We reverse and remand to the district court to remand to the ALJ. We hold that the ALJ must determine under the proper standard whether Kershner has established a medical impairment that could reasonably lead to the type of pain. We further hold that the ALJ is to decide whether — giving Kershner and Dr. Pramuk the deference they are due — Kershner’s pain is so severe as to prevent her from performing basic work skills. We also emphasize that the law does not require Kershner to satisfy the “unusually persuasive” credibility standard that the ALJ imposed below.
REVERSED and REMANDED.
This disposition is not appropriate for publication and may not be cited to or by the courts of this circuit except as may be provided by 9th Cir. R. 36-3.

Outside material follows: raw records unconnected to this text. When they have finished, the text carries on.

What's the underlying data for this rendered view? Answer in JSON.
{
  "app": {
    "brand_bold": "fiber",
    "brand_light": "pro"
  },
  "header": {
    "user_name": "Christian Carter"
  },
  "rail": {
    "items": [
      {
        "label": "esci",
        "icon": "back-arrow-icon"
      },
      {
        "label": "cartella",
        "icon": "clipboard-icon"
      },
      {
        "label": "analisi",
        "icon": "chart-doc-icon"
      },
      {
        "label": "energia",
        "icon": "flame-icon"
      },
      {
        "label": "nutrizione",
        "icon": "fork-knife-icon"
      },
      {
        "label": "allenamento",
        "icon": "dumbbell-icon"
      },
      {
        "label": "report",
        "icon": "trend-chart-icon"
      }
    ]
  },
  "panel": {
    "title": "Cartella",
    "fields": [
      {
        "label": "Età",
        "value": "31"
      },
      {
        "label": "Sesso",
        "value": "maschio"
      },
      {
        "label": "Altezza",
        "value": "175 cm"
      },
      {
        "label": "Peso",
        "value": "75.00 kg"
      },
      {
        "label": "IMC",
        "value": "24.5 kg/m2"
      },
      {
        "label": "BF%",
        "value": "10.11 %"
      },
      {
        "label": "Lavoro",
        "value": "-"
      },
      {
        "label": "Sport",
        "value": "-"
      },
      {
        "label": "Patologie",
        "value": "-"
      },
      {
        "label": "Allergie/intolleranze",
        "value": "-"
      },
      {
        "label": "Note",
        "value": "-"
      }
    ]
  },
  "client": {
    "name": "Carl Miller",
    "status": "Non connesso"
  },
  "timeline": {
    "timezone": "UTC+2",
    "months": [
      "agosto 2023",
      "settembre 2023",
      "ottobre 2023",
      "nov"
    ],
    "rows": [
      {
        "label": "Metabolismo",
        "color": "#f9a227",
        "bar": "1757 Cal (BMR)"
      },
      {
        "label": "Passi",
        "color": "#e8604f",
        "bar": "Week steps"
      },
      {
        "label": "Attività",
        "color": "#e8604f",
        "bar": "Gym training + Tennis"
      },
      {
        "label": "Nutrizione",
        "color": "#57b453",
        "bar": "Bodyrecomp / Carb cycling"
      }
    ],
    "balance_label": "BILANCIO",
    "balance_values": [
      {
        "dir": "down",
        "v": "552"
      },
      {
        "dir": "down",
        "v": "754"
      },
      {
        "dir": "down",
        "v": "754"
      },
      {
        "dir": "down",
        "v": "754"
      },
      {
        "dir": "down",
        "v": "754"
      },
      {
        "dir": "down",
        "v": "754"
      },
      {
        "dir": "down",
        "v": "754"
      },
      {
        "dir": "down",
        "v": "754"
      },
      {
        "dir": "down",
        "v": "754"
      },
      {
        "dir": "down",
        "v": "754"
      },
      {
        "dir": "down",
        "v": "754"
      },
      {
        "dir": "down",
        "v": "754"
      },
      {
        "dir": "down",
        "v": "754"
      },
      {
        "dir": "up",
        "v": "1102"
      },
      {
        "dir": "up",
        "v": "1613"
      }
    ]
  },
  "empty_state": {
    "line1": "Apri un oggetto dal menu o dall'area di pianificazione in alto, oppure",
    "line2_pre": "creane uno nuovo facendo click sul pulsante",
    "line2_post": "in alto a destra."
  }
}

. The Secretary issues Social Security Rulings ("SSR") to clarify the Secretary's regulations and policy. Bunnell v. Sullivan, 947 F.2d 341, 346 n. 3 (9th Cir.1991) (en banc). Although SSRs do not have the force of law, they represent the Secretary's interpretation of SSA regulations, and we defer to them accordingly. Id. These rulings are especially relevant because they are binding on all components of the Social Security Administration. 20 C.F.R. § 402.35. We will not, however, uphold them if they are inconsistent with the statute and regulations. Bunnell, 947 F.2d at 346 n. 3.
. The Commissioner had argued in its brief that Kershner had waived this argument by not raising it to the Appeals Council. However, the Commissioner filed a Rule 28(j) letter *610on June 19, 2000, conceding that this argument was no longer valid given the Supreme Court's opinion in Sims v. Apfel, 530 U.S. 103, 120 S.Ct. 2080, 2086, 147 L.Ed.2d 80 (2000).
The Commissioner continues to assert, however, that Kershner waived her right to make this argument by not raising it to the district court. Kershner has not waived this argument. In her district court brief, Kershner specifically discussed Dr. Kundin’s "Wad-dell's signs" diagnosis and argued that it was not supported by substantial evidence. By making this argument, Kershner raised the argument sufficiently for the trial court to rule on it. See Gen. Signal Corp. v. MCI Telecomms., Corp., 66 F.3d 1500, 1511 (9th Cir.1995).